Here’s how rubbish April Fools’ stories could help AI identify ‘fake news’

1 Apr 2019

Man in a suit and tie unimpressed at reading an April Fool's story in a newspaper.

Image: © studiovespa/Stock.adobe.com

1 April marks the day when media outlets flock to write stories too silly to be true, but they could also help us tackle so-called ‘fake news’.

On the same day that a journalist’s inbox is full of PR pitches attempting to catch their attention with an April Fools’ Day joke, media outlets across the world are trying to play a prank on their readers with silly stories that almost sound like they could be true.

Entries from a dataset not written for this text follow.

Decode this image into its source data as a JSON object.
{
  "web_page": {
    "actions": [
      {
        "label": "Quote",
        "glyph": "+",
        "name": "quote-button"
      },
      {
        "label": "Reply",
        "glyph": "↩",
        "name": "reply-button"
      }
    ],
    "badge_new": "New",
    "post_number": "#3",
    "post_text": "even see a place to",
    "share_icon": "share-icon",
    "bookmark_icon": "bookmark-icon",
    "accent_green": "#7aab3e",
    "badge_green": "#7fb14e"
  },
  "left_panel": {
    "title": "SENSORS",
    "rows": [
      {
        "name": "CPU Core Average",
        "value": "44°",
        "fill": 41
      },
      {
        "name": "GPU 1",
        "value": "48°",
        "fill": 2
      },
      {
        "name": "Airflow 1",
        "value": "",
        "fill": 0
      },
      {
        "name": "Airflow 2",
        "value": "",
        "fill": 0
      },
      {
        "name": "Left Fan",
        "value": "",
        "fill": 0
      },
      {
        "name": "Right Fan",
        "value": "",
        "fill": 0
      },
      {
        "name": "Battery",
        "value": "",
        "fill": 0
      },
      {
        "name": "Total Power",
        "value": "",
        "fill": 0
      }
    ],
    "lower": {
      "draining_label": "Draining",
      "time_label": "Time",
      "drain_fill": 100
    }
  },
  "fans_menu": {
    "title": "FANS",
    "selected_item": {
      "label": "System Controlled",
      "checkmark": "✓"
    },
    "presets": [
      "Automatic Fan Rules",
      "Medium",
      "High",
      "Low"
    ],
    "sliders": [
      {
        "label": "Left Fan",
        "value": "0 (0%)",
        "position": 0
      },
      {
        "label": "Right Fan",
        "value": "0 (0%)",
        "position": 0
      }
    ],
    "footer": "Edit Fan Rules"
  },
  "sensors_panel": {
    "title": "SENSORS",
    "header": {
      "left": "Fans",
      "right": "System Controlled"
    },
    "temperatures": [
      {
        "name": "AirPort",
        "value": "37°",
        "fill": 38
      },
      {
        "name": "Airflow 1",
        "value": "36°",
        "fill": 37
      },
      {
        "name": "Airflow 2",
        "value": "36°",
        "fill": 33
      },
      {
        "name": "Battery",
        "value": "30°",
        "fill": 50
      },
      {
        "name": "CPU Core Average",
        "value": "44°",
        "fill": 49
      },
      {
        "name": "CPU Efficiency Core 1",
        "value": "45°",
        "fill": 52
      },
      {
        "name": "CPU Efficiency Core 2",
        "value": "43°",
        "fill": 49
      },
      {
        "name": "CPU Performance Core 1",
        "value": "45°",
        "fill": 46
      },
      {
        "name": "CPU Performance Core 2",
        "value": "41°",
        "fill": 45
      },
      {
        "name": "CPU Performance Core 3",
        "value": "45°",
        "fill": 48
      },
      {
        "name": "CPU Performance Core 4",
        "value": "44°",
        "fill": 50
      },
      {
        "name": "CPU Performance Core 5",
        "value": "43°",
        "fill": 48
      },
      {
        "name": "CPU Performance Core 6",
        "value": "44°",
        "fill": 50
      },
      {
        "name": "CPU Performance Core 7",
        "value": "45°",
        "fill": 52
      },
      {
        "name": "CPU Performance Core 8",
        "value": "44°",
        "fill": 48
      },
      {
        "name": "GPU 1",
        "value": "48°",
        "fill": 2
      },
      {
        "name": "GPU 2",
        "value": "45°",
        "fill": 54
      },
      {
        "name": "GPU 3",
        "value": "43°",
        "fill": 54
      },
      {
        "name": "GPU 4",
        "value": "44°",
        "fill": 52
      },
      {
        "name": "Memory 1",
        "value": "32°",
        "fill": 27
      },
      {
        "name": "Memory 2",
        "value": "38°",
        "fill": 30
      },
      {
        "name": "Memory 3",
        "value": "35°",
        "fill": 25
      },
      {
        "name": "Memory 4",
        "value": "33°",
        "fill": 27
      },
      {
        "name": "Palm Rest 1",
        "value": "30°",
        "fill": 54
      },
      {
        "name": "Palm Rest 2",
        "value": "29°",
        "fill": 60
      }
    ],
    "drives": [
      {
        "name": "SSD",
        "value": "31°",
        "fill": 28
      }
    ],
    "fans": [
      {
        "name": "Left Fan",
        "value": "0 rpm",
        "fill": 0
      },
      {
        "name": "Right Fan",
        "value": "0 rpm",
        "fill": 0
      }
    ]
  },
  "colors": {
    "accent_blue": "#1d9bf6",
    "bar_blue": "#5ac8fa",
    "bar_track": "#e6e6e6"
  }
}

While you might roll your eyes at the annual tradition, researchers from Lancaster University are soon to present findings at the 20th International Conference on Computational Linguistics and Intelligent Text Processing that show how these stories could offer clues to artificial intelligence (AI) algorithms designed to spot attempts at disinformation, or so-called ‘fake news’.

The researchers claim that both false stories and April Fools’ Day stories have a similar structure, having compiled a dataset of more than 500 April Fools’ articles published over a period of 14 years.

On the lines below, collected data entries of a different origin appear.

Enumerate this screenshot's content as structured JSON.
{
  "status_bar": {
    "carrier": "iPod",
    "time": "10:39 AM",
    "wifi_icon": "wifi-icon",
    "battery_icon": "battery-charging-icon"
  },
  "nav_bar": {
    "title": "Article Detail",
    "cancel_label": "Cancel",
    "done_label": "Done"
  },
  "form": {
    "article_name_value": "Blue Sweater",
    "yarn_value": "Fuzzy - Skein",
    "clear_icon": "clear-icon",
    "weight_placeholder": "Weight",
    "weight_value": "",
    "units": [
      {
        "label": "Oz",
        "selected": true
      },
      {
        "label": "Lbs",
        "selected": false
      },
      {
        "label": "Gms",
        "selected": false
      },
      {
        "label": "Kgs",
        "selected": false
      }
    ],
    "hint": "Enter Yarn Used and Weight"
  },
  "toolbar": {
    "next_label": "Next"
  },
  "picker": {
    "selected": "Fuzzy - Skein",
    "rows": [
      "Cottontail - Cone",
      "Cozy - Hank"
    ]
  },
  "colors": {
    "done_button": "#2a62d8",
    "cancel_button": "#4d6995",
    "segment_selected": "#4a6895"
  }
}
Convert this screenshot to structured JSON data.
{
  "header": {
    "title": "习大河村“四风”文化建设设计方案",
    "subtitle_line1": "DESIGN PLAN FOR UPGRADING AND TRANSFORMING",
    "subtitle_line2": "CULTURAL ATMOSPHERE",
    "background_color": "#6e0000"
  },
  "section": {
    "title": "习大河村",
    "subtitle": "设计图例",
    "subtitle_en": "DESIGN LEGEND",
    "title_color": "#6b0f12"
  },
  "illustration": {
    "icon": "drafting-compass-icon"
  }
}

“April Fools’ hoaxes are very useful because they provide us with a verifiable body of deceptive texts that give us an opportunity to find out about the linguistic techniques used when an author writes something fictitious disguised as a factual account,” said Edward Dearden, lead author of the research. “By looking at the language used in April Fools’ and comparing them with fake news stories, we can get a better picture of the kinds of language used by authors of disinformation.”

While the team admitted that not all of the features of April Fools’ pieces can be useful to detect pieces spreading disinformation, both types of article tend to favour less complex language and use longer sentences than genuine news.

Additionally, important new information – such as names, places, dates and times – was found less often within both April Fools’ stories and attempts at disinformation. However, proper nouns – eg the names of prominent politicians such as Donald Trump or Hillary Clinton – are more abundant in disinformation than in genuine news articles or April Fools’ pieces, which have significantly fewer.

A surprising discovery

One surprise in the findings was that first-person pronouns such as ‘we’ are quite common in April Fools’ and false stories, going against traditional thinking in deception detection that suggests liars use them less frequently.

The researchers also created a machine-learning ‘classifier’ to identify if articles were April Fools’ hoaxes, attempts at disinformation or genuine news stories. This AI achieved a 75pc accuracy at identifying April Fools’ stories, and 72pc for false stories.

Dr Alistair Baron, co-author of the paper, said: “Looking at details and complexities within a text are crucial when trying to determine if an article is a hoax. Although there are many differences, our results suggest that April Fools’ and fake news articles share some similar features, mostly involving structural complexity.

“Our findings suggest that there are certain features in common between different forms of disinformation, and exploring these similarities may provide important insights for future research into deceptive news stories.”